Muzychuk also said she was opposed to being “accompanied getting outside,” and to being made to feel like “a secondary creature.”
By skipping the World Rapid and Blitz Chess Championships, which began Tuesday in Riyadh and end Saturday, Muzychuk said she was aware that not only was she set to “lose two World Champion titles — one by one,” but also to pass up an opportunity to “earn more than I do in a dozen of events combined.” The $2 million prize fund for the championships, which have been named for Saudi King Salman bin Abdulaziz Al Saud, was declared by the World Chess Federation (FIDE) to be “almost 350% more than the previous event.”
The federation also said that the dress code for the event would entail “dark blue or black formal trouser suits, with high necked white blouses” for women. “There will be no need to wear a hijab or abaya during the games, this will be a first for any sporting event in Saudi Arabia,” FIDE announced in November.
Nevertheless, neither Muzychuk nor her younger sister Mariya, a former world champion in her own right, are competing at the championships. “I am really happy that we share this point of view,” Muzychuk said on Facebook.
The Riyadh tournament has also created headlines for the absence of chess players from Israel, who were denied visas. Saudi officials have said that they cannot issue the visas because their kingdom has no diplomatic ties with Israel, while the chess federation in the latter country is seeking financial compensation.
“There needs to be a clear separation between sports and politics,” said Lior Aizenberg, a spokesman for the Israeli Chess Federation. “We want our players to play in all competitions. What is going on in the Arab world does not interest us.”

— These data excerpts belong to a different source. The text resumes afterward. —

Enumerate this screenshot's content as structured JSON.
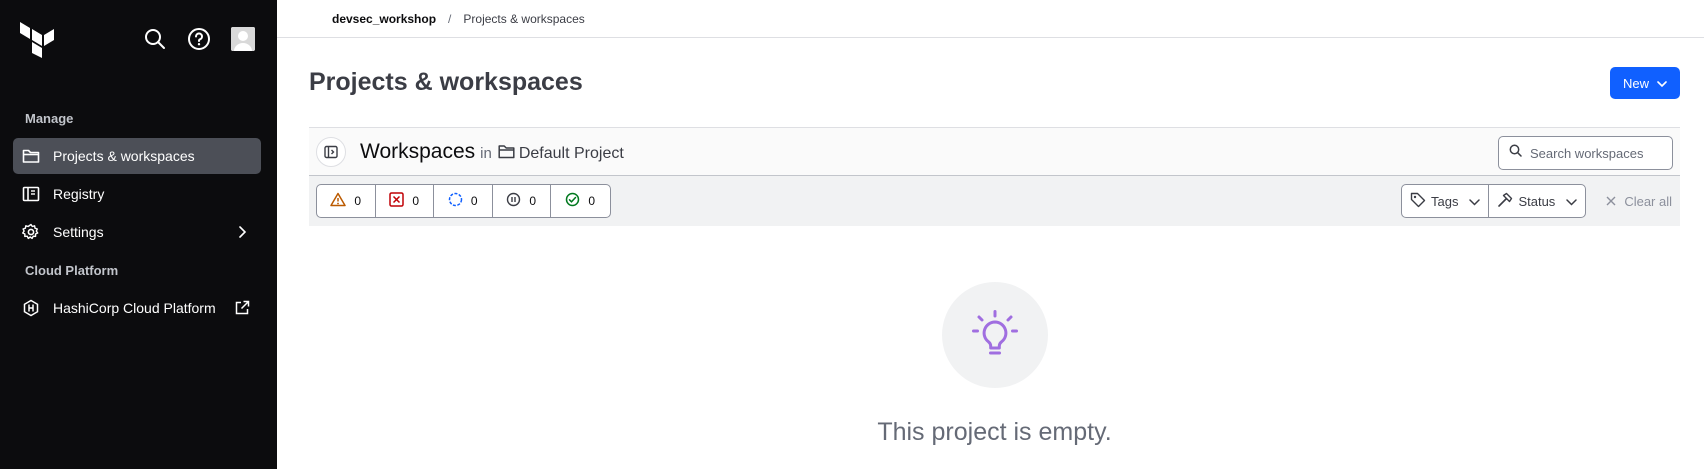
{
  "sidebar": {
    "sections": {
      "manage": "Manage",
      "cloud": "Cloud Platform"
    },
    "items": [
      {
        "label": "Projects & workspaces",
        "icon": "folder-icon"
      },
      {
        "label": "Registry",
        "icon": "registry-icon"
      },
      {
        "label": "Settings",
        "icon": "gear-icon"
      },
      {
        "label": "HashiCorp Cloud Platform",
        "icon": "hcp-icon"
      }
    ]
  },
  "breadcrumb": {
    "org": "devsec_workshop",
    "sep": "/",
    "page": "Projects & workspaces"
  },
  "page": {
    "title": "Projects & workspaces",
    "new_label": "New"
  },
  "workspaces": {
    "title": "Workspaces",
    "in": "in",
    "project": "Default Project",
    "search_placeholder": "Search workspaces"
  },
  "status_counts": {
    "warning": "0",
    "errored": "0",
    "running": "0",
    "paused": "0",
    "success": "0"
  },
  "filters": {
    "tags": "Tags",
    "status": "Status",
    "clear_all": "Clear all"
  },
  "empty": {
    "message": "This project is empty."
  },
  "colors": {
    "accent": "#1060ff",
    "sidebar_bg": "#0c0c0e",
    "warning": "#bb5a00",
    "error": "#c00005",
    "running": "#1060ff",
    "success": "#00781e",
    "bulb": "#a06ee0"
  }
}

Hikaru Nakamura, the U.S.’s top-ranked rapid and blitz chess player, is also skipping the event. “To organize a chess tournament in a country where basic human rights aren’t valued is horrible,” Nakamura said in a November tweet. “Chess is a game where all different sorts of people can come together, not a game in which people are divided because of their religion or country of origin.”
Saudi Crown Prince Mohammed bin Salman is leading an effort, called Vision 2030, to modernize aspects of his society, and in September the government announced that women will be allowed to drive, starting in mid-2018. However, women in Saudi Arabia still need the permission of male guardians to marry, get divorced, attain employment, travel or have elective surgery (per CNN), and mixing with men in public places is still largely forbidden.
“As to whether it was right or wrong, there will certainly be people who will support me and people who will condemn me,” Muzychuk told Reuters of her decision to boycott the tournament. “But I took this decision and I am responsible for it.”